Das Marburg-Virus wütet in Äthiopien. Im November 2025 sind sechs Menschen daran gestorben.
Weitere neun Verdachtsfälle hat die Weltgesundheitsorganisation (WhO) in Genf Mitte November gemeldet. Die äthiopische Regierung hat bislang drei Todesfälle bestätigt. Die meisten Betroffenen waren im Gesundheitswesen tätig.
Nach Angaben äthiopischer Exilanten versucht die Regierung, die Krankheit zu vertuschen. Ministerpräsident Abiy Ahmed fürchte um Einnahmen aus dem Tourismus, lautet der Verdacht. Eine Ärztin, die öffentlich vor dem Virus warnte, sei verhaftet worden.
Laut Einschätzung der WHO ist das Marburg-Virus noch gefährlicher als Ebola. Von 235 Erkrankten haben bisher nur 25 überlebt. Die Infektionskrankheit gehört zur Gruppe der „viralen hämorrhagischen Fieber“. Übertragen wird der Erreger durch Körperflüssigkeiten wie Blut, Speichel oder Schweiß.
Benannt ist das Virus nach einer – 1967 in Marburg ausgebrochenen – rätselhaften Krankheit. Am 24. August 1967 gab es die ersten Berichte über Krankheitsfälle im Umfeld der Marburger Behringwerke. Schon am 20. November des selben Jahres identifizierten Experten des Instituts für Virologie der Philipps-Universität gemeinsam mit Kollegen aus Hamburg den Erreger.

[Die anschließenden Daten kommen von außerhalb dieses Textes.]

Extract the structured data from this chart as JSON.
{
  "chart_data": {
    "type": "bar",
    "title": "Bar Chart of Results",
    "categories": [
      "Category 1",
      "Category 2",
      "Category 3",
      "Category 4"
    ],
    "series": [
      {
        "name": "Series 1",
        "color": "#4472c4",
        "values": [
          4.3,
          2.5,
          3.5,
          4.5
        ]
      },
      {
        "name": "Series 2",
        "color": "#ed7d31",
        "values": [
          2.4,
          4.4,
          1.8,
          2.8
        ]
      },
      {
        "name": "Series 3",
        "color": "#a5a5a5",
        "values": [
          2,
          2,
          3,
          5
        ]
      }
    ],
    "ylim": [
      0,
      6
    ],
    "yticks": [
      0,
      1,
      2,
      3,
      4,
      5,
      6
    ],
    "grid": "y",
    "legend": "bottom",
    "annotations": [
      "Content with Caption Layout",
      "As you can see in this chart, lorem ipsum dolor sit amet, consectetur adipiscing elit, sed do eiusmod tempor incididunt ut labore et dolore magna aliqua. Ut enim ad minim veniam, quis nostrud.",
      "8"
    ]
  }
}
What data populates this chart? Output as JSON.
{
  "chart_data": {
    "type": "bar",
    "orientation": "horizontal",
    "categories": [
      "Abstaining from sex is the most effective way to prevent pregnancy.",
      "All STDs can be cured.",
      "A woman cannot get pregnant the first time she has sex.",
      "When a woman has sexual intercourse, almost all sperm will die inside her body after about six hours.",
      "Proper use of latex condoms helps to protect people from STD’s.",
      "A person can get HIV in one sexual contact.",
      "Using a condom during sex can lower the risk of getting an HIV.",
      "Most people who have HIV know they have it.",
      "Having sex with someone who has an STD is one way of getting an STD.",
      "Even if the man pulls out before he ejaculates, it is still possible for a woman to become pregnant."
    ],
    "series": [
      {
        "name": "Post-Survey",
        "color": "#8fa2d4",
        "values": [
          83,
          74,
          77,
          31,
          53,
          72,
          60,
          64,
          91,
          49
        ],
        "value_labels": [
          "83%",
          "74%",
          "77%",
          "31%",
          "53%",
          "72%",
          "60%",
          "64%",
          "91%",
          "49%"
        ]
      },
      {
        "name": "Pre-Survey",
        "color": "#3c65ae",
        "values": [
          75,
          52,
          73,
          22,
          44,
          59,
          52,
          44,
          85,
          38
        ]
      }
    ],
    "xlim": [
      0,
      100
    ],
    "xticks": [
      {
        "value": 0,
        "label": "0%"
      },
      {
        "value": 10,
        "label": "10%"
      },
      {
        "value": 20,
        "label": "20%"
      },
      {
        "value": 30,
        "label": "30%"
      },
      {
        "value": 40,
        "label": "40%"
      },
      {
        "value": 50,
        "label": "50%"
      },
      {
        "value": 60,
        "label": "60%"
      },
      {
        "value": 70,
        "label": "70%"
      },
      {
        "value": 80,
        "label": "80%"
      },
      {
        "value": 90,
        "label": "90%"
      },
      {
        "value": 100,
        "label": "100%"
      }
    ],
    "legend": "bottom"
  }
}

Seither ist das Institut für Virologie der Philipps-Universität Marburg weltweit führend bei der Erforschung des Marburg-Virus.
Ähnlich wie bei den ersten Covid-19-Infektionen in China setzt auch die äthiopische Regierung offenbar auf eine Verfolgung der Warnerinnen und Warner anstelle einer Bekämpfung der Infektion. Welche Folgen das bei einer dermaßen tödlichen Krankheit wie dem Marburg-Virus haben kann, mag man sich lieber nicht ausmalen. Eine solche Politik kann nur mit dem Wort „mörderisch“ klassifiziert werden.